Table of Contents
To Trent and Billy
Acknowledgments
This book found its way to the wide open with the help of Tom Schmidlin, Alexis Lasheras, Fritz Bergstrom, Barbara J. Zitwer, Todd Siegal, Marty Asher, and Jennifer Jackson. Thank you so much.
the movie
We see a big empty room.
Of course, it’s not a room the way we know them, with length, width, height, and all. It’s just a room projected on a screen.
In a way, it’s a dirty trick. We aren’t used to empty rooms. Yet an empty room is understood in one glimpse. So after the short time it takes your brain to realize,
It’s
an empty room,
you start to wonder,
What for? Is it possible that the whole thing blows up all of a sudden? Or is
it a lousy movie and they simply couldn’t afford more?
And while thinking about it, while thinking about these kinds of things, the movie makers have you already glued to your seat. I guess they teach this stuff in art school nowadays.

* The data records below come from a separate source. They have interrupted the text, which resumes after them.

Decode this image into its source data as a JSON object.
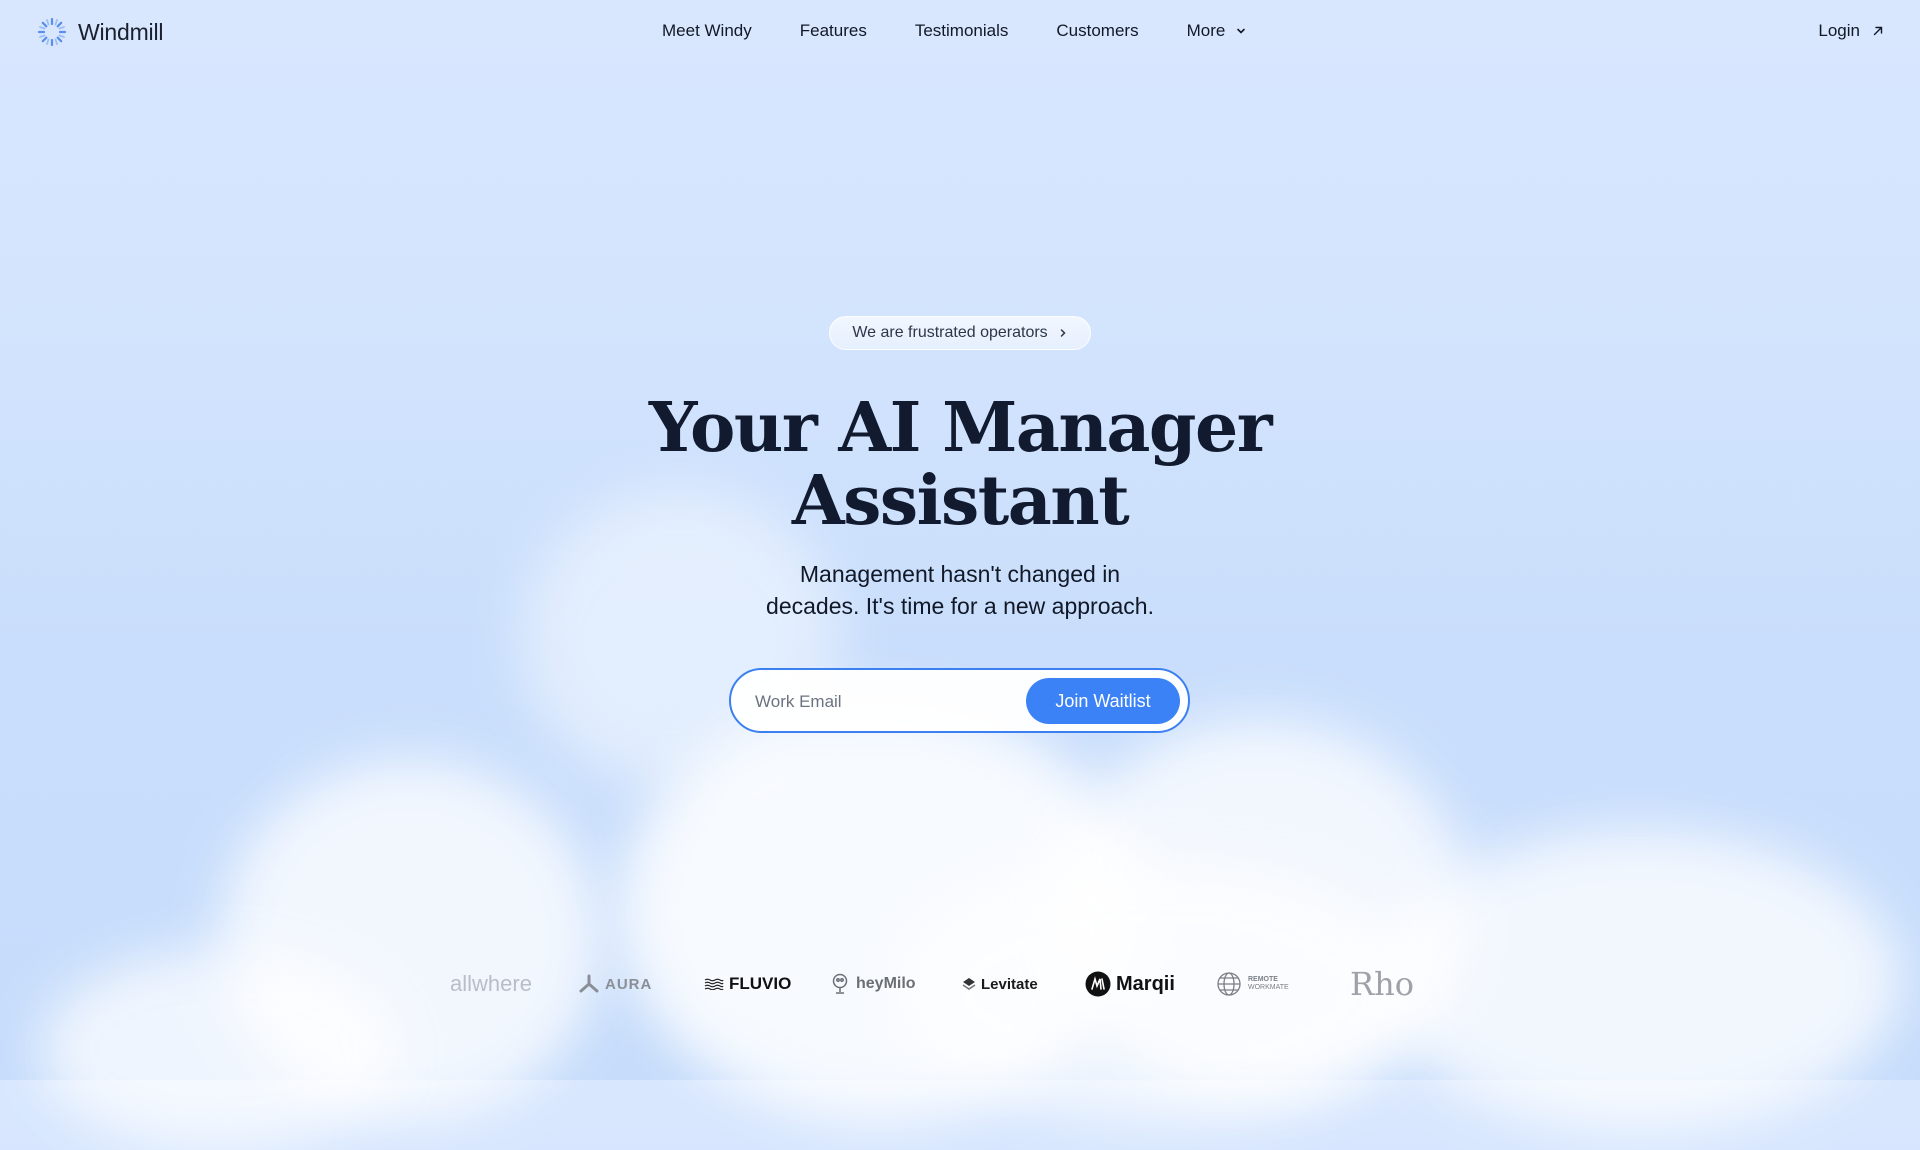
{
  "brand": {
    "name": "Windmill",
    "icon": "windmill-logo-icon",
    "accent": "#3b82f6"
  },
  "nav": {
    "links": [
      {
        "label": "Meet Windy"
      },
      {
        "label": "Features"
      },
      {
        "label": "Testimonials"
      },
      {
        "label": "Customers"
      },
      {
        "label": "More",
        "icon": "chevron-down-icon"
      }
    ],
    "login": {
      "label": "Login",
      "icon": "arrow-up-right-icon"
    }
  },
  "hero": {
    "pill": {
      "label": "We are frustrated operators",
      "icon": "chevron-right-icon"
    },
    "title_line1": "Your AI Manager",
    "title_line2": "Assistant",
    "subtitle_line1": "Management hasn't changed in",
    "subtitle_line2": "decades. It's time for a new approach.",
    "email_placeholder": "Work Email",
    "email_value": "",
    "cta_label": "Join Waitlist"
  },
  "customer_logos": [
    {
      "name": "allwhere",
      "text": "allwhere"
    },
    {
      "name": "aura",
      "text": "AURA"
    },
    {
      "name": "fluvio",
      "text": "FLUVIO"
    },
    {
      "name": "heymilo",
      "text": "heyMilo"
    },
    {
      "name": "levitate",
      "text": "Levitate"
    },
    {
      "name": "marqii",
      "text": "Marqii"
    },
    {
      "name": "remote-workmate",
      "line1": "REMOTE",
      "line2": "WORKMATE"
    },
    {
      "name": "rho",
      "text": "Rho"
    }
  ]
}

As expected, the big empty room is still on the screen . . . and some whispering is already spreading through the theater—
What a setup.
In a way, you can’t blame the movie makers, though. It’s us. It’s our messed-up attention span. If you just start telling a nice story, right from the beginning no one is interested. Me neither, naturally. Sometimes I sit in front of the TV thinking about—
Hold on, an old guy enters the picture, holding a chair in his hands. He places the chair in the middle of the room and takes a seat. Basically he looks like a typical old man. He wears a baseball cap and old-fashioned glasses, and there is some excess skin around his mouth.
That’s another trick. Just use a guy who looks a little funny—with too much skin around his mouth, for example—and the viewer, again, starts to think about it. Probably only half consciously you start to wonder if he had this excess skin even as a child. Then you try to picture him as a child. It doesn’t make much sense, so your brain starts to look for other solutions.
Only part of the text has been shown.